From the folds of the woman’s tattered lab coat, a small creature emerged.
A scorpion.
It crawled over the pristine white fabric, its small legs clicking softly against the sheets as it moved toward her exposed wound.
The figure’s needle-hand twitched. Its first instinct was to eliminate it.
Crush it. Destroy it.
It lifted its hand, prepared to strike—
But the scorpion moved too fast.
In an instant, it burrowed into the wound.
Drilled inside.
Straight into the spreading black veins.
The woman’s body jerked.
Her back arched—a sharp convulsion.
And then—
She stilled.
The figure hesitated, processing what had just happened.
Its mechanical hand hovered over her now motionless form.
And for the first time in its existence—
It felt something close to uncertainty.
The figure hesitated, then lowered its human-like mechanical hand, brushing its fingertips against the beauty’s face. Porcelain. Ice-cold.
It moved with precision, placing two fingers just beneath her nose.
A pause.
Then—a faint breath.
Weak. Shallow. But there.
She was alive.
The figure's head tilted slightly, processing. The convulsion had ceased, and her body had gone eerily still. But the scorpion... it had vanished inside her.
Had it helped her?
Or had it made things worse?
The figure did not know.
Gently, with surprising care for something so monstrous, the figure reached down and adjusted the torn fabric of her dress. It took fresh bandages from a nearby metal tray, its needle-hand working with cold efficiency as it wrapped the wound again, covering the corruption that threatened to spread.
It stitched the torn flesh methodically, knowing she wouldn’t feel it in this unconscious state.
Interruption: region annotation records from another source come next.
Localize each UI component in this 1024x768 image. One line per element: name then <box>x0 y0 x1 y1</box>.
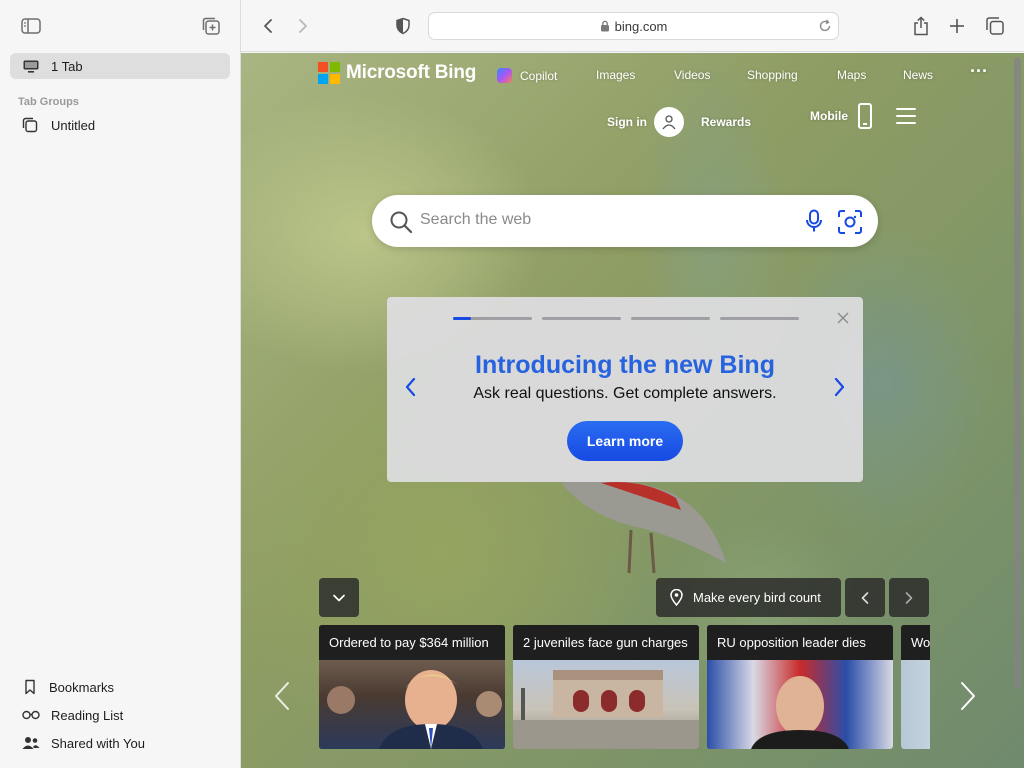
close-icon[interactable] <box>837 312 849 324</box>
collapse-feed-button[interactable] <box>319 578 359 617</box>
news-card-image <box>707 660 893 749</box>
promo-title: Introducing the new Bing <box>475 351 775 379</box>
nav-images[interactable]: Images <box>596 68 635 82</box>
search-box[interactable]: Search the web <box>372 195 878 247</box>
image-location-button[interactable]: Make every bird count <box>656 578 841 617</box>
sidebar: 1 Tab Tab Groups Untitled Bookmarks Read… <box>0 0 241 768</box>
nav-copilot[interactable]: Copilot <box>497 68 557 83</box>
bird-illustration <box>561 479 726 574</box>
logo-text: Microsoft Bing <box>346 62 477 83</box>
copilot-icon <box>497 68 512 83</box>
sidebar-item-reading-list[interactable]: Reading List <box>22 707 123 723</box>
carousel-indicators <box>453 317 799 320</box>
chevron-right-icon <box>905 591 913 604</box>
mobile-button[interactable]: Mobile <box>810 103 872 129</box>
promo-subtitle: Ask real questions. Get complete answers… <box>473 385 777 402</box>
sidebar-item-untitled-group[interactable]: Untitled <box>22 117 95 133</box>
carousel-dot[interactable] <box>453 317 532 320</box>
phone-icon <box>858 103 872 129</box>
new-tab-group-icon[interactable] <box>199 14 223 38</box>
sidebar-item-label: Shared with You <box>51 735 145 751</box>
mobile-label: Mobile <box>810 109 848 123</box>
tab-groups-heading: Tab Groups <box>18 96 79 108</box>
news-card-image <box>513 660 699 749</box>
privacy-shield-icon[interactable] <box>391 14 415 38</box>
location-pin-icon <box>670 589 683 606</box>
feed-prev-icon[interactable] <box>273 681 291 711</box>
search-input[interactable]: Search the web <box>420 211 531 229</box>
news-card-caption: 2 juveniles face gun charges <box>513 625 699 660</box>
glasses-icon <box>22 710 40 720</box>
news-card-caption: Wor <box>901 625 930 660</box>
chevron-left-icon <box>861 591 869 604</box>
carousel-dot[interactable] <box>542 317 621 320</box>
people-icon <box>22 737 40 749</box>
reload-icon[interactable] <box>818 19 832 33</box>
sidebar-toggle-icon[interactable] <box>19 14 43 38</box>
sidebar-item-label: Bookmarks <box>49 679 115 695</box>
lock-icon <box>600 20 609 32</box>
scrollbar-thumb[interactable] <box>1014 57 1021 689</box>
previous-image-button[interactable] <box>845 578 885 617</box>
url-text: bing.com <box>614 18 668 34</box>
bookmark-icon <box>25 679 35 695</box>
chevron-down-icon <box>333 594 345 601</box>
new-tab-icon[interactable] <box>945 14 969 38</box>
news-carousel: Ordered to pay $364 million 2 juveniles … <box>319 625 930 749</box>
news-card[interactable]: Ordered to pay $364 million <box>319 625 505 749</box>
share-icon[interactable] <box>909 14 933 38</box>
browser-toolbar: bing.com <box>241 0 1024 52</box>
microsoft-logo-icon <box>318 62 340 84</box>
nav-shopping[interactable]: Shopping <box>747 68 798 82</box>
back-icon[interactable] <box>256 14 280 38</box>
search-icon <box>390 211 413 234</box>
news-card-image <box>319 660 505 749</box>
learn-more-button[interactable]: Learn more <box>567 421 683 461</box>
sidebar-item-label: Reading List <box>51 707 124 723</box>
news-card-caption: Ordered to pay $364 million <box>319 625 505 660</box>
news-card[interactable]: RU opposition leader dies <box>707 625 893 749</box>
address-bar[interactable]: bing.com <box>428 12 839 40</box>
forward-icon[interactable] <box>291 14 315 38</box>
nav-videos[interactable]: Videos <box>674 68 710 82</box>
avatar <box>654 107 684 137</box>
tab-overview-icon[interactable] <box>983 14 1007 38</box>
nav-news[interactable]: News <box>903 68 933 82</box>
promo-carousel: Introducing the new Bing Ask real questi… <box>387 297 863 482</box>
sidebar-item-label: Untitled <box>51 117 96 133</box>
carousel-dot[interactable] <box>631 317 710 320</box>
feed-next-icon[interactable] <box>959 681 977 711</box>
location-text: Make every bird count <box>693 590 821 605</box>
sign-in-label: Sign in <box>607 115 647 129</box>
hamburger-menu-icon[interactable] <box>896 108 916 124</box>
bing-logo[interactable]: Microsoft Bing <box>318 62 476 84</box>
visual-search-icon[interactable] <box>837 209 863 235</box>
nav-maps[interactable]: Maps <box>837 68 866 82</box>
next-image-button[interactable] <box>889 578 929 617</box>
monitor-icon <box>23 60 39 73</box>
news-card-caption: RU opposition leader dies <box>707 625 893 660</box>
user-icon <box>662 115 676 130</box>
sidebar-item-tabs[interactable]: 1 Tab <box>10 53 230 79</box>
news-card[interactable]: Wor <box>901 625 930 749</box>
tab-group-icon <box>22 117 38 133</box>
sidebar-item-label: 1 Tab <box>51 58 83 74</box>
nav-label: Copilot <box>520 68 558 83</box>
more-menu-icon[interactable]: ··· <box>970 61 988 82</box>
sign-in-button[interactable]: Sign in <box>607 107 684 137</box>
sidebar-item-bookmarks[interactable]: Bookmarks <box>22 679 114 695</box>
news-card[interactable]: 2 juveniles face gun charges <box>513 625 699 749</box>
microphone-icon[interactable] <box>805 209 823 233</box>
sidebar-item-shared[interactable]: Shared with You <box>22 735 145 751</box>
rewards-button[interactable]: Rewards <box>701 115 751 129</box>
carousel-dot[interactable] <box>720 317 799 320</box>
web-content: Microsoft Bing Copilot Images Videos Sho… <box>241 53 1024 768</box>
news-card-image <box>901 660 930 749</box>
sidebar-header <box>0 0 240 52</box>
The soft glow of overhead lights flickered, casting elongated shadows across the room as the factory creaked around them.
When it was done, the figure stepped back, observing its work.
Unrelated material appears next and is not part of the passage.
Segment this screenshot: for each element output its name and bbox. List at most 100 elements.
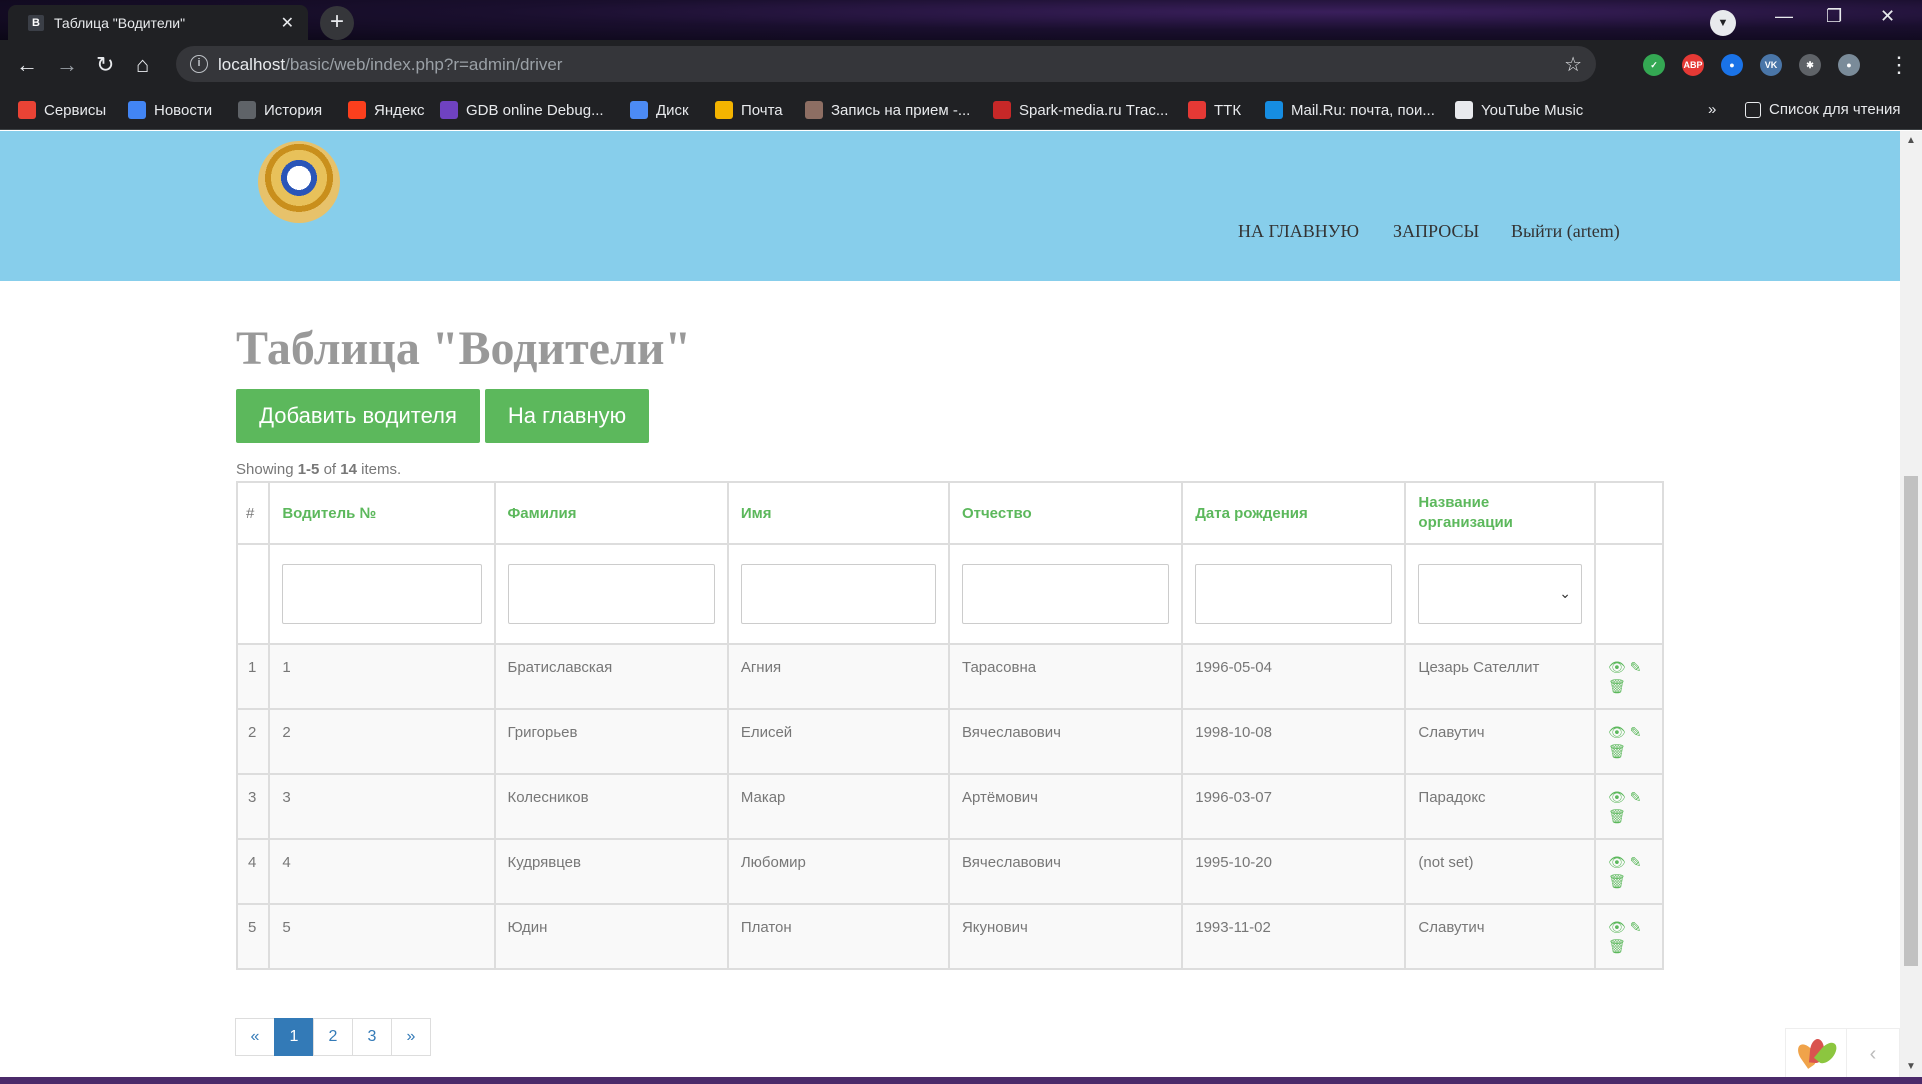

The woman’s long silver-white hair spilled over the bed like liquid light. Her dress clung to her curves, accentuating her delicate yet resilient frame. She looked ethereal—a goddess trapped in the body of the dying.
Its head tilted slightly, scanning the beauty before it. The dim factory lights flickered, casting a soft, ghostly glow over her still form.
She looked untouched by time, as if she belonged to something greater than this decaying place.
Her long lashes trembled, eyes twitching beneath closed lids. Was she dreaming? Or was she trapped inside herself, just like this factory was trapped in ruin?
The figure’s metal fingers ghosted over her forehead, brushing aside a stray lock of silver-white hair. Silky. Weightless. A stark contrast to the cold metal of its touch.
Her breathing remained shallow, chest rising and falling in uneven intervals. The wound was wrapped, the stitches secure, but the veins beneath her skin continued to darken. A creeping infection. Something unnatural.
The figure’s gaze moved lower, to where her dress clung to her form, accentuating the gentle curve of her waist, the smooth line of her legs. Delicate, yet strong. A contradiction. Just like everything else about her.
It had seen humans before. Countless of them.
But never one like her.
The factory groaned, the sound reverberating through the steel beams above. It was a reminder—this place was dying. Just like she was.
And yet…
She still breathed.
It wasn’t time for her to die.
The figure’s human-like mechanical hand clenched, the joints whirring softly. There was something there—a flicker of thought, of memory. It didn’t understand it, couldn’t process it fully.
But it knew one thing—she was not to die.
Not yet.
Turning, the figure stepped away from the bed, moving deeper into the shadows of the factory.
The sound of its heavy movements faded, swallowed by the hum of distant machinery.
The woman—the beauty, the anomaly, the goddess trapped in a decaying world—remained still, her unconscious form bathed in flickering light.
And though she did not wake, her fingers twitched, her body shifting ever so slightly.
As if something inside her was beginning to stir.